There are a handful of CSS attributes that can be combined into a single attribute for coding brevity. I endorse the use of CSS shorthand whenever possible. It saves space and makes code more readable. In this screencast I introduce all of the common ones and go over a few gotchas that can happen when using them.
At the end, I introduce a new site of mine I hope you all find useful: HTML-Ipsum
Links from Video:
Great Tut Chris. One question that is kinda out of topic… I noticed on your dock 2 icons for IE’s. What virtual machine are you running and how were you able to get IE’s shortcuts on your dock?
I get that question a lot so I made a page:
Thanks for the Reply Chris but I meant how did you add the IEs icon to the Mac dock.
Put your favourite icon in the root folder of your server. ( )
great subject ! excited to watch it .. god speed !
Thanks Chris. Very useful info.
Hi, thanks for another great vidcast. One small off topic question thou. What’s the HTML app in your dock, next to VMware? Some kind of offline validator and if so where can you find it, I’ve been looking for something like that.
[email protected]
A idea for html-ipsum could be to provide Coda links, so those of us who uses Coda, doesn’t have to copy/paste the clips into webclips.
for instance like on coda-clips
Hey Ebsen, If you’ll notice the Coda Clips button right up top, you’ll see they are already there!
forget it! Im just scrolling to fast, my bad Chris – damn this is embarrassing
Hey Chris, Great refresher, I always use trouble as a reminder for margin and padding
Great work!
As always, very informative.
Great work Chris. Nice little refresh.
nice work; btw it’s weird with the 3px border default but I think the same default is in photoshop when you stroke a layer which is also a border in fact
Hey Chris!
Thanks again for the reminders, I always forget about the 3 first font shorthand values!
Quick comment about the “border” shorthand, it doesn’t really matter where you place your values, as long as you declare them all.

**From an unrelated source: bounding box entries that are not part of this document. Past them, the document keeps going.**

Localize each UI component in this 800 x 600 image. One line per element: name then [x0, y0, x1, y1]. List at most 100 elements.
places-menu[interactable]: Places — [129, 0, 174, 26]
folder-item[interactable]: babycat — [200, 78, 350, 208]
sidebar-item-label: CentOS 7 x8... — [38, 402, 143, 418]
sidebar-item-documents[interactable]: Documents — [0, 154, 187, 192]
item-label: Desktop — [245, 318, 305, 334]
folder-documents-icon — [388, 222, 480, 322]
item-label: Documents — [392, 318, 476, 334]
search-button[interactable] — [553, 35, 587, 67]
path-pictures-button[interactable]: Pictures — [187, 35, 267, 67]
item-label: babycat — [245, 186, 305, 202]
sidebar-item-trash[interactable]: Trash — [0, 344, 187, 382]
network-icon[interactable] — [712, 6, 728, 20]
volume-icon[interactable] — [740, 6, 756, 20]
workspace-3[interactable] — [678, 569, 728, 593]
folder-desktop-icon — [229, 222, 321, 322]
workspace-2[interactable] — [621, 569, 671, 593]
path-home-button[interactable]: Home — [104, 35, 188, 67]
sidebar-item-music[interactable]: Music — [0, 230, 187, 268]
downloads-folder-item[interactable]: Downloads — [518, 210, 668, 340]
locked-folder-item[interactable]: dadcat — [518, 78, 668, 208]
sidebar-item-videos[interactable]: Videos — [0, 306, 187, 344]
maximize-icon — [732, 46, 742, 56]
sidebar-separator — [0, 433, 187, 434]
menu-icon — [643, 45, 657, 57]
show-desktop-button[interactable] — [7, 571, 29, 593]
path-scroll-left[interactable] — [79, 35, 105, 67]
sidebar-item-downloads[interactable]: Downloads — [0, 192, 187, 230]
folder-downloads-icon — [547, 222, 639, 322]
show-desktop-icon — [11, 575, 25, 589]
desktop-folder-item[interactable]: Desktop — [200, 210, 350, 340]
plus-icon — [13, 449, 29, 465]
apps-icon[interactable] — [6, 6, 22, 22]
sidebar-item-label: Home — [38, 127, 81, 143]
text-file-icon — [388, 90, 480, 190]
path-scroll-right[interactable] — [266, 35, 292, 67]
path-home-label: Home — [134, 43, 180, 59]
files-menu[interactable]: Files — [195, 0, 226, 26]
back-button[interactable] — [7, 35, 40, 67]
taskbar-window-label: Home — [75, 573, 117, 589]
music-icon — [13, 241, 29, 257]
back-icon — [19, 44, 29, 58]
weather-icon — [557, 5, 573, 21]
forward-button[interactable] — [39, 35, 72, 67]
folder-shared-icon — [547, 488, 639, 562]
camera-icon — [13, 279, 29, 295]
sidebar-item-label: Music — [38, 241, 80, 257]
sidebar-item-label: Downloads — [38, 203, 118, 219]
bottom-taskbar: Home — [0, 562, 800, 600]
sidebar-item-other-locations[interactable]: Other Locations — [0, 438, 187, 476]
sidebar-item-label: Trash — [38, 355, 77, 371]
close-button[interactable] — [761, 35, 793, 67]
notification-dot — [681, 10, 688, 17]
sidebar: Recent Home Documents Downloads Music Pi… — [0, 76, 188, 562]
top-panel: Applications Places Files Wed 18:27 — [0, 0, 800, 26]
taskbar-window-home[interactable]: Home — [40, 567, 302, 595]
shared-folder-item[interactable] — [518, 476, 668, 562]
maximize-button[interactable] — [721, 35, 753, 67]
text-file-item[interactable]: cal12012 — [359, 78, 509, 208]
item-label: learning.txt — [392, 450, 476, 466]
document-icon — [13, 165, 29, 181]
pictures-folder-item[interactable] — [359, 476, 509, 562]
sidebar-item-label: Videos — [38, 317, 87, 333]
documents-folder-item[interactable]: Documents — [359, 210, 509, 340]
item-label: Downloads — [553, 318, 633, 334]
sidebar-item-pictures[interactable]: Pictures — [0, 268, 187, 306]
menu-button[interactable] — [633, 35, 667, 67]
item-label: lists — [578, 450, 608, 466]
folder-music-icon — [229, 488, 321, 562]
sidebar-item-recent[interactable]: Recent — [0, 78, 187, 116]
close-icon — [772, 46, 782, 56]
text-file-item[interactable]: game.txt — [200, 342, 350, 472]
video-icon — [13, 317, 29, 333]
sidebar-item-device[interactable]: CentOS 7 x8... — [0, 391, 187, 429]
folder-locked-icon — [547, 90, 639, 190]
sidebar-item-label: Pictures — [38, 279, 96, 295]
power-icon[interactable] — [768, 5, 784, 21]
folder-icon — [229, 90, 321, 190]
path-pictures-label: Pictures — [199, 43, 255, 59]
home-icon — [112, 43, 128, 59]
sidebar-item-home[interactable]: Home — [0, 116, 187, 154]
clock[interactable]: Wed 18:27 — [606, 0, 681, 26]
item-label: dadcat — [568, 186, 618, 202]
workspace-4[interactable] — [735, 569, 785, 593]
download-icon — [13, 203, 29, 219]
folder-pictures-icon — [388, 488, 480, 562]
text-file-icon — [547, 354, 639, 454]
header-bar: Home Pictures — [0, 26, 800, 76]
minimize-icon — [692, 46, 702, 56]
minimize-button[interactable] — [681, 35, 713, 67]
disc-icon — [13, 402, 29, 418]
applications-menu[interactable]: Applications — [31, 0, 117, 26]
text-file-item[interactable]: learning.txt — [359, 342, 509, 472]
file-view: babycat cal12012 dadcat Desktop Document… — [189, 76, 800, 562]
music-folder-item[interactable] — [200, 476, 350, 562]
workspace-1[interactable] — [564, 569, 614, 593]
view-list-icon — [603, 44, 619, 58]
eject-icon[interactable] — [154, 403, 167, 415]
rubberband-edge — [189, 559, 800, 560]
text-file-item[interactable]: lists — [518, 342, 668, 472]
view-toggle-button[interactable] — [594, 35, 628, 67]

As in:
border: #color dashed 1px; or
border: dashed 1px #color; or
border: 1px #color solid;
You get the idea. I also think that goes for all the other shorthands. As long as all values are declared and are keywords, you can interchange the values, except for the background “left top” (non-keywords values). But this is just a thought, didn’t try to mix the other shorthand values.
Keep up the great work, love this site :D
I think you are right, that works for border, but you need to be careful in general. Like I mention in the video, the ‘font’ attribute is particularly weird about that.